Rahima busied herself at her old cast-iron stove making traditional Bosnian coffee as she and Mustafa shared stories of their children. She and Vejsil told us about the winters there, when the deep snows render the village completely inaccessible for up to six months. For the last couple of years, they’ve gone down to spend winters with their children in Sarajevo. But for most of their lives, they had to put away food and supplies to last them for the whole winter. They told of the years during the war, when they were isolated for long stretches – times were hard, but now they content themselves with the gentle rhythms of village life.

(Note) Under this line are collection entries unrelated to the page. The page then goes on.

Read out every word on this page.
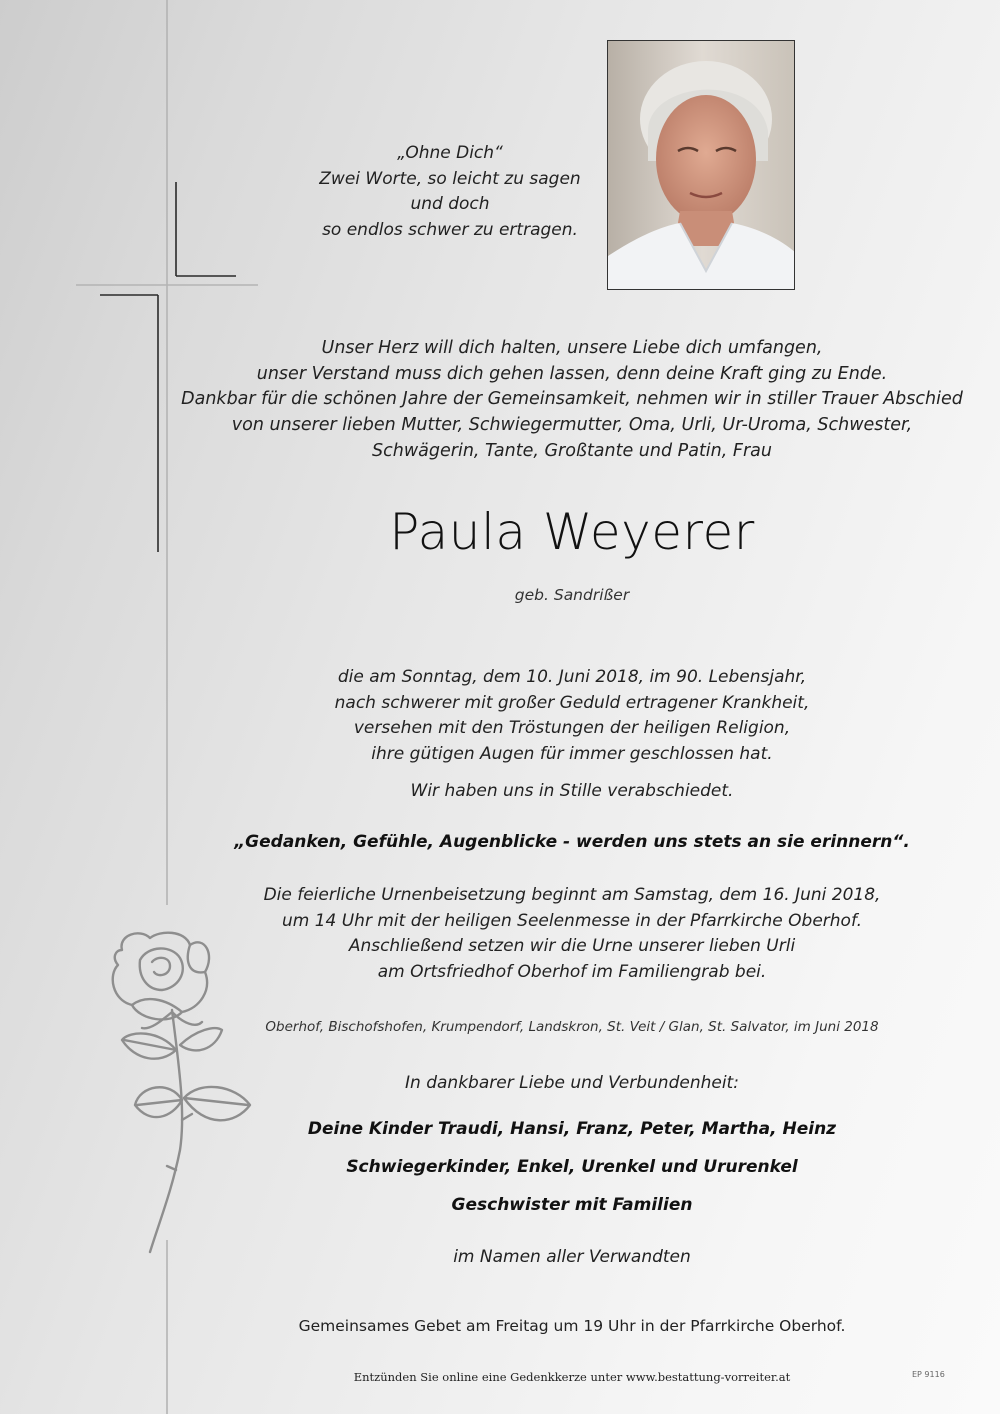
„Ohne Dich“
Zwei Worte, so leicht zu sagen
und doch
so endlos schwer zu ertragen.
Unser Herz will dich halten, unsere Liebe dich umfangen,
unser Verstand muss dich gehen lassen, denn deine Kraft ging zu Ende.
Dankbar für die schönen Jahre der Gemeinsamkeit, nehmen wir in stiller Trauer Abschied
von unserer lieben Mutter, Schwiegermutter, Oma, Urli, Ur-Uroma, Schwester,
Schwägerin, Tante, Großtante und Patin, Frau
Paula Weyerer
geb. Sandrißer
die am Sonntag, dem 10. Juni 2018, im 90. Lebensjahr,
nach schwerer mit großer Geduld ertragener Krankheit,
versehen mit den Tröstungen der heiligen Religion,
ihre gütigen Augen für immer geschlossen hat.
Wir haben uns in Stille verabschiedet.
„Gedanken, Gefühle, Augenblicke - werden uns stets an sie erinnern“.
Die feierliche Urnenbeisetzung beginnt am Samstag, dem 16. Juni 2018,
um 14 Uhr mit der heiligen Seelenmesse in der Pfarrkirche Oberhof.
Anschließend setzen wir die Urne unserer lieben Urli
am Ortsfriedhof Oberhof im Familiengrab bei.
Oberhof, Bischofshofen, Krumpendorf, Landskron, St. Veit / Glan, St. Salvator, im Juni 2018
In dankbarer Liebe und Verbundenheit:
Deine Kinder Traudi, Hansi, Franz, Peter, Martha, Heinz
Schwiegerkinder, Enkel, Urenkel und Ururenkel
Geschwister mit Familien
im Namen aller Verwandten
Gemeinsames Gebet am Freitag um 19 Uhr in der Pfarrkirche Oberhof.
Entzünden Sie online eine Gedenkkerze unter www.bestattung-vorreiter.at	EP 9116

Soon it was time for prayers, and Vejsil excused himself to wash and prepare. We bade our farewells and passed under the Arabic blessing inscribed on the lintel. Rahima gave us a sweet bread and homemade feta cheese for the road.
We climbed up to the precipice where stecci – tombstone monuments of the old Bosnian kingdom that were recognized this year as a UNESCO World Heritage Site – have lain since medieval times. The tinkle of bells sounded in the distance as a shepherd tended his flock. The mists were beginning to clear and I got a glimpse of the green mountains on the other side of the precipice on which this precarious village is perched; it felt as if we had arrived at the end of the world,” Tracy wrote.
“Sometimes when climbers climb, I come here, look at them and all the greenery and I feel satisfied. This is my oasis of peace,” Mustafa told Tracy while they were looking at Lukomir from above.